No dia de hoje, não sabemos ainda - graças às contradições das informações - se Pol Pot morreu ou não nas selvas indochinesas, onde ele estabeleceu seu QG depois de que, em 1978, foi expulso de Phnom Penh, ocupada pelos vietnamitas. Não sabemos, ainda que, de modo geral, perante a função objetiva de sua milícia revolucionária, inclusive sua pessoa física tem uma importância meramente subordinada. O que permanece é o radical valor de um processo revolucionário nacional, prussiano e comunista, campesino e antiplutocrático, conduzido com exemplar coerência política e com lúcida eficácia operativa: "...supressão das cidades, liquidação radical dos antigos líderes, reestruturação completa da sociedade e da economia, transformação da cultura e abolição de qualquer religião. Nenhuma revolução foi tão longe, e acima de tudo tão rapidamente, na realização de seus objetivos". 

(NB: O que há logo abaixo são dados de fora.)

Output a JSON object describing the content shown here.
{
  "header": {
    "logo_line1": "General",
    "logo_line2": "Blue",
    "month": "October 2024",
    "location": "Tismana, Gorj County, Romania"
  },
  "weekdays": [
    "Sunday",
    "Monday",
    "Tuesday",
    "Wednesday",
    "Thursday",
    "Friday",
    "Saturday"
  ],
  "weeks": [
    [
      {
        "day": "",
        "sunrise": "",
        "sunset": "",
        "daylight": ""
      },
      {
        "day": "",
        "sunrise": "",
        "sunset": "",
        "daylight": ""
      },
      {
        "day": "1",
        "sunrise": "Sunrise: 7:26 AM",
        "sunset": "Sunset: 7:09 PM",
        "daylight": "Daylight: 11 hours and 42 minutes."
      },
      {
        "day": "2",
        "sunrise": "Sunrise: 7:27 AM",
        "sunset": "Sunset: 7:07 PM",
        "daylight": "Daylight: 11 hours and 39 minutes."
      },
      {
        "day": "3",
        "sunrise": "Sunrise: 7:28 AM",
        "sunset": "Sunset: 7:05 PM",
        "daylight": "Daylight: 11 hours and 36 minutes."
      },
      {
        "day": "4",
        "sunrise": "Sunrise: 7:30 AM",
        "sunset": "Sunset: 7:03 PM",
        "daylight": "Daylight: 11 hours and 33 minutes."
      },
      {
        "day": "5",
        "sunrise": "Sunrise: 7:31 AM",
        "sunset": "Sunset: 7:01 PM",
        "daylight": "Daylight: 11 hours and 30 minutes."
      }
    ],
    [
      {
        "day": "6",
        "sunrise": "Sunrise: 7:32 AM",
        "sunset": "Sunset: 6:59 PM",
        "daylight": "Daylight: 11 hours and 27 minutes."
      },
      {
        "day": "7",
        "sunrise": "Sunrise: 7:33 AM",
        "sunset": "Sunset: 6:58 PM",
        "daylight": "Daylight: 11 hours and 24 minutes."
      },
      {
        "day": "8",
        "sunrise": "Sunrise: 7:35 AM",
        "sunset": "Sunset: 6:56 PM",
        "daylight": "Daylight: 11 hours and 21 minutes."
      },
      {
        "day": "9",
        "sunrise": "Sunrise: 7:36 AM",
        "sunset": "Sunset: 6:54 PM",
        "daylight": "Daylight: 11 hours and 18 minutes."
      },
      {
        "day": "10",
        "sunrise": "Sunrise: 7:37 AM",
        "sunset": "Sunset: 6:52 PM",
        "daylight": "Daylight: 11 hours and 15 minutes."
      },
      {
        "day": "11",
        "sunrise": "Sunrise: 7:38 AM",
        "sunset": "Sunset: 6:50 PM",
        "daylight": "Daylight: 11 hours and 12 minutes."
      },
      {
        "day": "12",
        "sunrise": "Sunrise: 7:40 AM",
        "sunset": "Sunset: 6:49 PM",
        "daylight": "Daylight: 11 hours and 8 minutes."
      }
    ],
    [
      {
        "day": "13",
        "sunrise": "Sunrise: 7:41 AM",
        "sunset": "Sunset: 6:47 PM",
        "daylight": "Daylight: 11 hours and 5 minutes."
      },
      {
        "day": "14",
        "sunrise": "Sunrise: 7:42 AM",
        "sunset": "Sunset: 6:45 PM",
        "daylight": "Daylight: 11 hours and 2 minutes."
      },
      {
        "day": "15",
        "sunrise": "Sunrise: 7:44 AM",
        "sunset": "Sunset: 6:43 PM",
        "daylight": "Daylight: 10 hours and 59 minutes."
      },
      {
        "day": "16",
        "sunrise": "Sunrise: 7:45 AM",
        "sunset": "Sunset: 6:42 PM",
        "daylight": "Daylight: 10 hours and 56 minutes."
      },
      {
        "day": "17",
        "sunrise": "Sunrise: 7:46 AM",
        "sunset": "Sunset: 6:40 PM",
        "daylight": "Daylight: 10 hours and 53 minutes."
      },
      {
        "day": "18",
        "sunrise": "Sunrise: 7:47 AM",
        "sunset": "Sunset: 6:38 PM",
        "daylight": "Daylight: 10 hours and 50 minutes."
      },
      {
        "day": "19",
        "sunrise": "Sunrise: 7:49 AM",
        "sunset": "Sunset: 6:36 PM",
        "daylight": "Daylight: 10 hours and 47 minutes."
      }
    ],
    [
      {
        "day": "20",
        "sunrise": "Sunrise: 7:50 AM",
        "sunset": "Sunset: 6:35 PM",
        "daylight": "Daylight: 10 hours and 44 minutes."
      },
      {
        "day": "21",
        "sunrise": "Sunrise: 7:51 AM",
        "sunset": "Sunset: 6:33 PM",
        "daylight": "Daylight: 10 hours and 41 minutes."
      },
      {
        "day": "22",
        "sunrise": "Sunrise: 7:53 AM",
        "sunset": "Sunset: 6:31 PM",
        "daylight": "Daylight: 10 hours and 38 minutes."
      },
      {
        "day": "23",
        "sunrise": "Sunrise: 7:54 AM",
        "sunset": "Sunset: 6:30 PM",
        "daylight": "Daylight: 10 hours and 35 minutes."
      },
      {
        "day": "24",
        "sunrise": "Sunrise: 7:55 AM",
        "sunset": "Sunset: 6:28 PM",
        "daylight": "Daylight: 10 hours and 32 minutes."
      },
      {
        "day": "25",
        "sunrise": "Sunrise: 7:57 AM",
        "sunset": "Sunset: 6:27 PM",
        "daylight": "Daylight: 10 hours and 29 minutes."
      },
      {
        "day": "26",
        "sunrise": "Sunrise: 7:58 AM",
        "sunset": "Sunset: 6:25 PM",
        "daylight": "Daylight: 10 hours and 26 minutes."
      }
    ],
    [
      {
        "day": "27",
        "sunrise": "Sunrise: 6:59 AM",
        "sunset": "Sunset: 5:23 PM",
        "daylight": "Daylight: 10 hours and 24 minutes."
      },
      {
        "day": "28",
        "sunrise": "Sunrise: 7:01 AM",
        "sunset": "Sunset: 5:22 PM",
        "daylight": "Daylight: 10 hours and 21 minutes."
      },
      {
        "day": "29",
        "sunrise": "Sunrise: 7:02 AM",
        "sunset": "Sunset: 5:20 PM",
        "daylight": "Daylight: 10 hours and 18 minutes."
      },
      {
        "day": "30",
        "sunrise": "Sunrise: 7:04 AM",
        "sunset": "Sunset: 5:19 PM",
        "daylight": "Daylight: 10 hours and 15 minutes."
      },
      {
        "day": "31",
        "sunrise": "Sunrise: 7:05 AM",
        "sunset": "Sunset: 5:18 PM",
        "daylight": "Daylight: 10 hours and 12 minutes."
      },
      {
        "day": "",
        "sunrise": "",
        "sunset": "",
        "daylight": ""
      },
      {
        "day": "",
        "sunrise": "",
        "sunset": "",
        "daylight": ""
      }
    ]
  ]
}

Portanto, reconhecemos no Camboja nacional-comunista de Pol Pot a conotação política identificadora de um Estado popular fundado sobre uma ordem hierárquica agrário-guerreira de soldados políticos enraizados na elementalidade soldadesca espartana do comunismo campesino. Quanto a nós, pessoalmente, achamos que Pol Pot nos resulta mais "simpático" - se queremos falar com propriedade de nacional-comunismo - do que o rufianismo eslavo dos Zhirinovsky e dos Zyuganov.